Espressif Systems recently introduced an AI voice development kit built around the ESP32-S3 system-on-chip for monitoring smart IoT devices– ESP32-S3-BOX. The hardware platform has a touch screen controller to provide human-computer interaction that can control various sensors and smart devices. With the increasing adoption of voice assistant-based smart devices to control the surrounding environment, Alexa and Google Home have seen widespread community support. However, the Espressif ESP32-S3-BOX is different from the cloud-native voice services, as the hardware platform has several onboard modules and a rich set of peripherals as well for easy interaction with these smart IoT devices.

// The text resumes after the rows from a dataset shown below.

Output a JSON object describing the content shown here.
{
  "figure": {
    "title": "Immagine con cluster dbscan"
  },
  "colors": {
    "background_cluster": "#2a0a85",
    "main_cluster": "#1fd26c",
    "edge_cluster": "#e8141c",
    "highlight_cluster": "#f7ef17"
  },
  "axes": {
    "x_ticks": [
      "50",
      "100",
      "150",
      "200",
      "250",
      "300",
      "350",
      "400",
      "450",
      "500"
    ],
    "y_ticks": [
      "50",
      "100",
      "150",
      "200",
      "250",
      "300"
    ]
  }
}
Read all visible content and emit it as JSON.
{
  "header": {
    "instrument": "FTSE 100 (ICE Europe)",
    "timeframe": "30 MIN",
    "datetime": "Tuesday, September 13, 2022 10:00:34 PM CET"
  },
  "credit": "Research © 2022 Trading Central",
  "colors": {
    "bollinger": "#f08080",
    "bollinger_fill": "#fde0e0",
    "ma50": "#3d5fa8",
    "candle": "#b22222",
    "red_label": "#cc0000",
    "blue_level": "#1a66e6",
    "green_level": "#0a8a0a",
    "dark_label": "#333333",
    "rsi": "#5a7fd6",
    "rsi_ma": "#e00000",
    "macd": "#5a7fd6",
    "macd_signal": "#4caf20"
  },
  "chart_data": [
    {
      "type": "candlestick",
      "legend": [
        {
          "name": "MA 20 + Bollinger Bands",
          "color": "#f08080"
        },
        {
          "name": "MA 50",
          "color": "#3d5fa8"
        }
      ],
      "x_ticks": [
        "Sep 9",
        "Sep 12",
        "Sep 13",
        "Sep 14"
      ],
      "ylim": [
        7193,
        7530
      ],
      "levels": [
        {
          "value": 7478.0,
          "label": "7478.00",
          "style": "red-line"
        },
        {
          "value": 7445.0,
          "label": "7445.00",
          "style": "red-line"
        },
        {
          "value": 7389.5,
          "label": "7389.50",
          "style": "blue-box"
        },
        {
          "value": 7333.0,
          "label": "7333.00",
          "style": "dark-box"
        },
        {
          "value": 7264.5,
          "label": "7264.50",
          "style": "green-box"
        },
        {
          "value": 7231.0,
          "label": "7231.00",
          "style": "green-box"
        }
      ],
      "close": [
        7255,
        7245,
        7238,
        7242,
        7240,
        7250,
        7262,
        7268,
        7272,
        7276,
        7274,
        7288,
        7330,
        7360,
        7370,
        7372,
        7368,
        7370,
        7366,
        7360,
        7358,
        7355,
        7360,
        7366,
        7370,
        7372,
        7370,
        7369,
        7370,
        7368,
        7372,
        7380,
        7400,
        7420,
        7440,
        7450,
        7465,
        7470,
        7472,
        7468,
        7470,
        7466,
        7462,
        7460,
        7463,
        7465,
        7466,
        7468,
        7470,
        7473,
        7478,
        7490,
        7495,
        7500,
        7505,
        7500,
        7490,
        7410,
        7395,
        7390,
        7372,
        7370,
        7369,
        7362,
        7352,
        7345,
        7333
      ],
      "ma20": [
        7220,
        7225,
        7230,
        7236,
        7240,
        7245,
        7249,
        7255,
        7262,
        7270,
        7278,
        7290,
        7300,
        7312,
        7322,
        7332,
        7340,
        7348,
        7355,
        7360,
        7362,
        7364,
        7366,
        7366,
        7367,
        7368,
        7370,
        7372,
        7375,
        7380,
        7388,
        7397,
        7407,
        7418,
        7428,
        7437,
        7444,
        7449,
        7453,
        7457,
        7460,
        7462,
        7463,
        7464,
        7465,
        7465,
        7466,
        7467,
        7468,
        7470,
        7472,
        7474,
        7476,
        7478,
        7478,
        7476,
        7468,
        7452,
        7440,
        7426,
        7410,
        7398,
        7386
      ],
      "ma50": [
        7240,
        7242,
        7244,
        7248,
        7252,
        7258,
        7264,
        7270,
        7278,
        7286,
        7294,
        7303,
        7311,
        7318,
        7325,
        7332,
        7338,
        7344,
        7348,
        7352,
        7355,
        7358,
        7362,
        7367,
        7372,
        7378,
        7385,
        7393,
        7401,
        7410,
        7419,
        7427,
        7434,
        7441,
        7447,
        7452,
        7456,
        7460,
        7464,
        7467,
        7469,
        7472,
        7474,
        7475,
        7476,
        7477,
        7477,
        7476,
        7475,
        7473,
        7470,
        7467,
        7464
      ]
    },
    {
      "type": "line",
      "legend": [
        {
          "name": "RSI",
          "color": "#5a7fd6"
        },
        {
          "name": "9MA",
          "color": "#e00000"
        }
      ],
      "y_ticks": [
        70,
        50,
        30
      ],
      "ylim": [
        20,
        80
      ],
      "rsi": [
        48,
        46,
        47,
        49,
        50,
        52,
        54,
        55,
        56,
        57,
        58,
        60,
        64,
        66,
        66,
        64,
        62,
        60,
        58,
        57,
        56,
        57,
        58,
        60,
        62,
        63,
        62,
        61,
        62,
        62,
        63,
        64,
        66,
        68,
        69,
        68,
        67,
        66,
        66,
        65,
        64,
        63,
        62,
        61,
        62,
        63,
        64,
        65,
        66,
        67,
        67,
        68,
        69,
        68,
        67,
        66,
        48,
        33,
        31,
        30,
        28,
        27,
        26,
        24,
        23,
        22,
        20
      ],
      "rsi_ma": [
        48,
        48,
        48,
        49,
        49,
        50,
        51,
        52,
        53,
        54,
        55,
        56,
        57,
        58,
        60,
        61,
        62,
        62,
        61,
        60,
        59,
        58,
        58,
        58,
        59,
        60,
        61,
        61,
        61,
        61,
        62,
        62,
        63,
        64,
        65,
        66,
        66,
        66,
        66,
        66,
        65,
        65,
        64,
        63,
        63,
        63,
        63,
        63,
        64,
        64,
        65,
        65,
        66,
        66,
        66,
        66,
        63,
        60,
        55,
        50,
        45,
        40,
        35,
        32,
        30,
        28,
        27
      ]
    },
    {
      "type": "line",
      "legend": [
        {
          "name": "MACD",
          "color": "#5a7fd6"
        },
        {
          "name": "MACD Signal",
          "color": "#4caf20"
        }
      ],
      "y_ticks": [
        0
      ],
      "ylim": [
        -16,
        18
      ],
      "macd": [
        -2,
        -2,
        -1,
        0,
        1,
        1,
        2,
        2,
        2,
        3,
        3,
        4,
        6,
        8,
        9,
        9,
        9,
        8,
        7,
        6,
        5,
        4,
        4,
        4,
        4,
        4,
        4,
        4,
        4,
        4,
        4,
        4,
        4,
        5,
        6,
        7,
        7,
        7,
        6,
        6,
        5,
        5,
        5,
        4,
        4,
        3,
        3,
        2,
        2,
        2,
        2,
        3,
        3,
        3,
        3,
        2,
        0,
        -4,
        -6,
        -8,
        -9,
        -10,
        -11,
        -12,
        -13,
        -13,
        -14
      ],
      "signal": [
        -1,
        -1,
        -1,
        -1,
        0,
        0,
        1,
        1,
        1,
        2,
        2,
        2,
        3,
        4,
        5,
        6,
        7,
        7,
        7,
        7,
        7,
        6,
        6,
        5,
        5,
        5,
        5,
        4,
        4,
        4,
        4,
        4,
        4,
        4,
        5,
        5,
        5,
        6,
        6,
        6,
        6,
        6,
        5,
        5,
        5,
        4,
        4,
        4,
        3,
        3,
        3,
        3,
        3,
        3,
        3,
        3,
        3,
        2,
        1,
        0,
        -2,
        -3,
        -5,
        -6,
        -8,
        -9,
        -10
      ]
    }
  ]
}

As the name suggests, ESP32-S3-BOX is built around Espressif’s in-house ESP32-S3 system-on-chip featuring XTensa LX7 microcontroller clocked with a frequency of 240MHz. The ESP32-S3 SoC comes with integrated 2.4GHz IEEE 802.11b/g/n Wi-Fi and Bluetooth 5 (Low Energy) wireless connectivity. The ESP32-S3 system-on-chip also supports high-speed octal SPI flash storage and PSRAM with configurable data and instruction cache. One of the key highlights of ESP32-S3 is that it has support for vector instruction to provide acceleration for neural network computing and signal processing workloads.
Espressif System ESP32-S3-BOX is capable of running its in-house audio front-end algorithm and ESP-Skainet, an offline voice-assistant SDK, along with the Alexa-for-IoT SDK to provide enhanced offline and online voice functionalities. Espressif audio front-end algorithm is a high-performance audio algorithm to enable voice user interface and provide the flexibility to build low-cost voice-assisted applications. The software algorithm is recognized by Amazon as a “Software Audio Front-End” solution for Alexa built-in devices. The voice-optimized solution can comfortably operate with ESP32-S3.
Three key features delivered by the Espressif audio front-end algorithms are acoustic echo cancellation, blind source separation, and noise suppression. The acoustic echo cancellation is designed to remove echoes from the audio input through a microphone. The blind source separation algorithm uses multiple microphones to detect the direction of the coming audio which helps in improving the quality of desired audio source in a noisy environment. The noise suppression algorithm works on a single-channel audio signal to eliminate unwanted non-human noise to improve the audio signal that needs to be processed.
Another key software functionality that ESP32-S3-BOX is designed with is the ESP-Skainet, an intelligent voice assistant that supports the Wake Word Engine and Speech Commands Recognition. Espressif wakes word engine, WakeNet is designed to provide high performance and a low memory footprint wake word detection algorithm for users. This will give IoT devices the ability to always wait for wake words. On the other hand, Espressif’s speech command recognition model, MultiNet, is designed to provide flexible offline speech commands to smart IoT devices. The model allows the user to easily add custom speech commands to eliminate the need to train the model again.
ESP RainMaker, a complete system to build AIoT products with minimum coding, is also available on the ESP32-S3-BOX and can be used to configure GPIOs and offline commands to provide control via phone applications or voice assistants. Apart from the flagship ESP32-S3-BOX, the manufacturers have also launched another simplified version of the AI voice development kit, ESP32-S3-BOX-Lite. The hardware platform is very similar but without the capacitive touch panel and mute buttons. In addition, the ESP32-S3-BOX-Lite comes with three function buttons that can be customized by the user.
The manufacturer has provided all technical resources, including hardware reference design and user guides for public availability. The hardware platform can also be purchased on Amazon for US-based customers, and AliExpress and Adafruit for the rest of the world.